3

My application is running as a windows service and I'm attaching VS2013 to it's process to debug. I'm getting the hash code for the content of image files to check for differences with the following method (within a static class):

static class FileUtils
{
    public static int GetFileHash(string filePath)
    {
        int hash = 0;
        Logger.WriteLog(ToolTipIcon.Info, "Calculating hash code for {0}", filePath);
        StreamReader sr = new StreamReader(filePath, Encoding.Unicode);
        hash = sr.ReadToEnd().GetHashCode();
        sr.Close();
        return hash;
    }
}

Which has been working fine in production. However, this method will always return 2074746262 for two different images. I've tried to reproduce this in a winforms app with the same code and images and I can't. Is there something with debugging a process in VS2013 that would cause this behavior? I've replaced one of the images with an entirely different image, but it still happens.

Marc
  • 3,739
  • 4
  • 19
  • 34
Phil
  • 3,038
  • 3
  • 28
  • 39
  • What does the code that calls this look like? Is it threaded at all? – Liam Apr 28 '15 at 14:10
  • 5
    Who said `string.GetHashCode` will be unique? It depends on the day the code is executing etc – Sriram Sakthivel Apr 28 '15 at 14:13
  • 3
    `GetHashCode` is not appropriate for creating a digest for a large binary file. Use e.g. MD5 or SHA1 hashing instead. Google for "cryptographic hash". – stakx - no longer contributing Apr 28 '15 at 14:13
  • Are you running on an old version of .Net? [There was a bug with strings that contain \0](http://stackoverflow.com/q/6813263/7586). – Kobi Apr 28 '15 at 14:14
  • 1
    How to [Calculate MD5 checksum for a file](http://stackoverflow.com/questions/10520048/calculate-md5-checksum-for-a-file) – Liam Apr 28 '15 at 14:15
  • 1
    Looks like the bug I mentioned is still there, so it could be an issue. I'm not sure converting binary data to Unicode is a good idea. – Kobi Apr 28 '15 at 14:25

4 Answers4

8

First of all, you should be aware that you are using GetHashCode incorrectly, for two reasons:

  1. Hash codes are not unique, there are merely very well distributed. There are a finite number of hash codes and an infinite number of binary strings, so it is physically impossible to generate a unique hash code per string.

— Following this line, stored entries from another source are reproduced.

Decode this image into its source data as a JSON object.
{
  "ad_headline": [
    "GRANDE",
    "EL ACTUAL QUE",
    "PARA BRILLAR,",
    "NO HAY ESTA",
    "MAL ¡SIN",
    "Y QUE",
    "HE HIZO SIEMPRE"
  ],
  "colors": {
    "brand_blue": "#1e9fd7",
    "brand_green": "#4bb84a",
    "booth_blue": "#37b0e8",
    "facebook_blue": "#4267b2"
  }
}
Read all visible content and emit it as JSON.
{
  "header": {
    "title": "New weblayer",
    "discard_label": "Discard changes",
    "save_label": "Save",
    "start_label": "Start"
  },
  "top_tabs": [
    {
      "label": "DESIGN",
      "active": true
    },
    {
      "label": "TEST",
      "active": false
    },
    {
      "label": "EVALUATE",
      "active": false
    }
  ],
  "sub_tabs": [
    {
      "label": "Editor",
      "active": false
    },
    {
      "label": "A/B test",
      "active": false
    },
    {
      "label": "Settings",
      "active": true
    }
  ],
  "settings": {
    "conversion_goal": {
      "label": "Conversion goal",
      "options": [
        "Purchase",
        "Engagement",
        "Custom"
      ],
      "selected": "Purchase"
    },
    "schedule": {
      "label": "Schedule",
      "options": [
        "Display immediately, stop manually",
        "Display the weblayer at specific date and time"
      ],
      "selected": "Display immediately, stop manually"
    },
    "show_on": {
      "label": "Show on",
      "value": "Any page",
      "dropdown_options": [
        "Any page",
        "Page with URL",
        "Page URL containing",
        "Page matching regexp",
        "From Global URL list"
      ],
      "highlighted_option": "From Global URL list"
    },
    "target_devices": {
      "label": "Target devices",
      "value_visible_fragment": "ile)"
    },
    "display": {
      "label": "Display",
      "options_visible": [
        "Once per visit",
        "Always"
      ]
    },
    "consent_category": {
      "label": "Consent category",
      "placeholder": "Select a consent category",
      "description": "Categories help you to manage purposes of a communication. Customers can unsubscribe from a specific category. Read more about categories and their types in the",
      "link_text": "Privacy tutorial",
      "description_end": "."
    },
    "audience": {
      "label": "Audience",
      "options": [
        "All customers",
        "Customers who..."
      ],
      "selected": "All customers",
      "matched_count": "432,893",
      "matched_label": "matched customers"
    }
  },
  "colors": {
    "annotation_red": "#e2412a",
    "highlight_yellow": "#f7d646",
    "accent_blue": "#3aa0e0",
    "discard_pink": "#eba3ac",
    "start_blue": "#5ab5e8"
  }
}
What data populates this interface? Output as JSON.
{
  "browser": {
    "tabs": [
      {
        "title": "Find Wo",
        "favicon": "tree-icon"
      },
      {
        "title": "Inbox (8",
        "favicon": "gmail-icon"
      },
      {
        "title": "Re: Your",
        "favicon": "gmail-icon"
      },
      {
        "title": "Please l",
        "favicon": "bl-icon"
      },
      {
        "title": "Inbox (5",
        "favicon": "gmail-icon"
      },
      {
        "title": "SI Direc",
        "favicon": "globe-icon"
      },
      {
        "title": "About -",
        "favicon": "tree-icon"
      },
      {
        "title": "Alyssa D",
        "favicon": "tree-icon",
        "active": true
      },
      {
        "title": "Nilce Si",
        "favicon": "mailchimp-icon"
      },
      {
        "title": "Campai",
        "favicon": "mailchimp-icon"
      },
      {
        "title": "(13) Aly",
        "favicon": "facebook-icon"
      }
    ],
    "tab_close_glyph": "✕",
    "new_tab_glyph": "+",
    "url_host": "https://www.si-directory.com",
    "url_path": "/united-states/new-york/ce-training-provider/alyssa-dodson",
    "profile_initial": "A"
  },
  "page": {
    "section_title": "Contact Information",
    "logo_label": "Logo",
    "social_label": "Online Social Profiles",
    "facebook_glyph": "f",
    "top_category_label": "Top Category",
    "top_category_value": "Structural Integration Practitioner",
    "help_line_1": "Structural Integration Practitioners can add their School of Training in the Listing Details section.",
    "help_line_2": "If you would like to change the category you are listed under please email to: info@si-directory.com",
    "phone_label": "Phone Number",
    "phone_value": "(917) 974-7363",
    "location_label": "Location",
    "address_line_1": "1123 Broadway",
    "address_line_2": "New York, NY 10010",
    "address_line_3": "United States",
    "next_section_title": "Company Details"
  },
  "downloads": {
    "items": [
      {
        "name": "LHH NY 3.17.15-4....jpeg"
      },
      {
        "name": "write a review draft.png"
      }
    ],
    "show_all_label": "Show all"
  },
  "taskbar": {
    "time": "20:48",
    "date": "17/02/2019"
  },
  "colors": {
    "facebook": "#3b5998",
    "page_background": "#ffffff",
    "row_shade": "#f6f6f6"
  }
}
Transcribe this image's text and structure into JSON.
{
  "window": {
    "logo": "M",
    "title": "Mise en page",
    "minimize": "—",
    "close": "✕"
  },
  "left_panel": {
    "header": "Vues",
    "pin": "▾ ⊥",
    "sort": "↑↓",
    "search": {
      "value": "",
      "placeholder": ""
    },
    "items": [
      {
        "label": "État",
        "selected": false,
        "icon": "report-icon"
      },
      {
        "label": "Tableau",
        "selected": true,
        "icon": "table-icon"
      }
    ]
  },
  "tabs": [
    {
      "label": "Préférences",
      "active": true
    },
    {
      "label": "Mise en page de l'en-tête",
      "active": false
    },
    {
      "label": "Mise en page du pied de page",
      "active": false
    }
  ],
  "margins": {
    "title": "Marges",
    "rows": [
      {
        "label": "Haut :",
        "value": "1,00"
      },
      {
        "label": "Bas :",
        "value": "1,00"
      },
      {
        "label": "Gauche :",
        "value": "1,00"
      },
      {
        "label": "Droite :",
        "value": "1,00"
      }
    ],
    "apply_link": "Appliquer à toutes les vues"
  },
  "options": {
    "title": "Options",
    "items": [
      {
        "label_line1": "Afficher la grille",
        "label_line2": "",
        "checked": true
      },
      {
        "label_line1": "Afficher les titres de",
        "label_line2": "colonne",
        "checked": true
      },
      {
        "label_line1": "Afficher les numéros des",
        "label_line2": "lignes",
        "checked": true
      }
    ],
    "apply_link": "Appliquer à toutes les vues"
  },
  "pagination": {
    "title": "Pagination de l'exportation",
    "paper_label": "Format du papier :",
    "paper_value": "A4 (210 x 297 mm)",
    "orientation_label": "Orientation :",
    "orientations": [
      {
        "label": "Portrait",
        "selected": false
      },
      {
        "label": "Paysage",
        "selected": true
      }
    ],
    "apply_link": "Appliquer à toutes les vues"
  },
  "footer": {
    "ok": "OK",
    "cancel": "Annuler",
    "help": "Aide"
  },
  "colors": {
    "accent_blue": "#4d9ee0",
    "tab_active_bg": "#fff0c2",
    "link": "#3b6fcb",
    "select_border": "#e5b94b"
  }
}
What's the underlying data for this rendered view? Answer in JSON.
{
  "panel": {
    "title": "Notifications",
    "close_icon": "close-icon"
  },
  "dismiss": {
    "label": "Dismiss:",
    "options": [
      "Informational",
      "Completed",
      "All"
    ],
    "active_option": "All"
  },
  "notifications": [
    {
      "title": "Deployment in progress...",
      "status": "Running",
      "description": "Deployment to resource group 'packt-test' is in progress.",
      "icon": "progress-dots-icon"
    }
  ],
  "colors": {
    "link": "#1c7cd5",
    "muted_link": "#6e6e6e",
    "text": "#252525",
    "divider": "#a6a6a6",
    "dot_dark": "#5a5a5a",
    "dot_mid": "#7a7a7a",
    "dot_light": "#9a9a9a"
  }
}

  2. The details of the hash code algorithm are explicitly not documented, and will change for reasons that seem irrelevant to you. In particular, this is not the first time I've seen it reported that string.GetHashCode() changes behavior when running under a debugger:

string.GetHashCode() returns different values in debug vs release, how do I avoid this?


Having said that, it seems a bit unusual that three different binary strings would hash differently in the same run-time environment just depending on having a debugger attached. Other than generally not trusting GetHashCode as you are, my next guess is that you're not hashing what you think you're hashing. I would dump the binary data itself to disk before hashing it, and confirm that you really do have different binary strings.

Community
  • 1
  • 1
Michael Edenfield
  • 27,188
  • 4
  • 77
  • 114
  • 1
    I've done the dump and yes they are different. The getHashCode usage is legacy code. I guess I might update with SHA or MD5 as has been suggested. – Phil Apr 28 '15 at 14:16
2

Documentation explicitly calls this out. Don't rely on String.GetHashCode to be unique. Your assumption is wrong.

If two string objects are equal, the GetHashCode method returns identical values. However, there is not a unique hash code value for each unique string value. Different strings can return the same hash code.

Sriram Sakthivel
  • 67,773
  • 7
  • 96
  • 172
2

Instead of GetHashCode which is definitely not going to be unique across all images. Use MD5 or similar as per this link:

https://msdn.microsoft.com/en-us/library/s02tk69a%28v=vs.110%29.aspx

jamespconnor
  • 1,264
  • 9
  • 27
1

Using GetHasCode to check for uniqueness will never work, there is no guarantee that every different object will give a different hash code.

Jamiec
  • 118,012
  • 12
  • 125
  • 175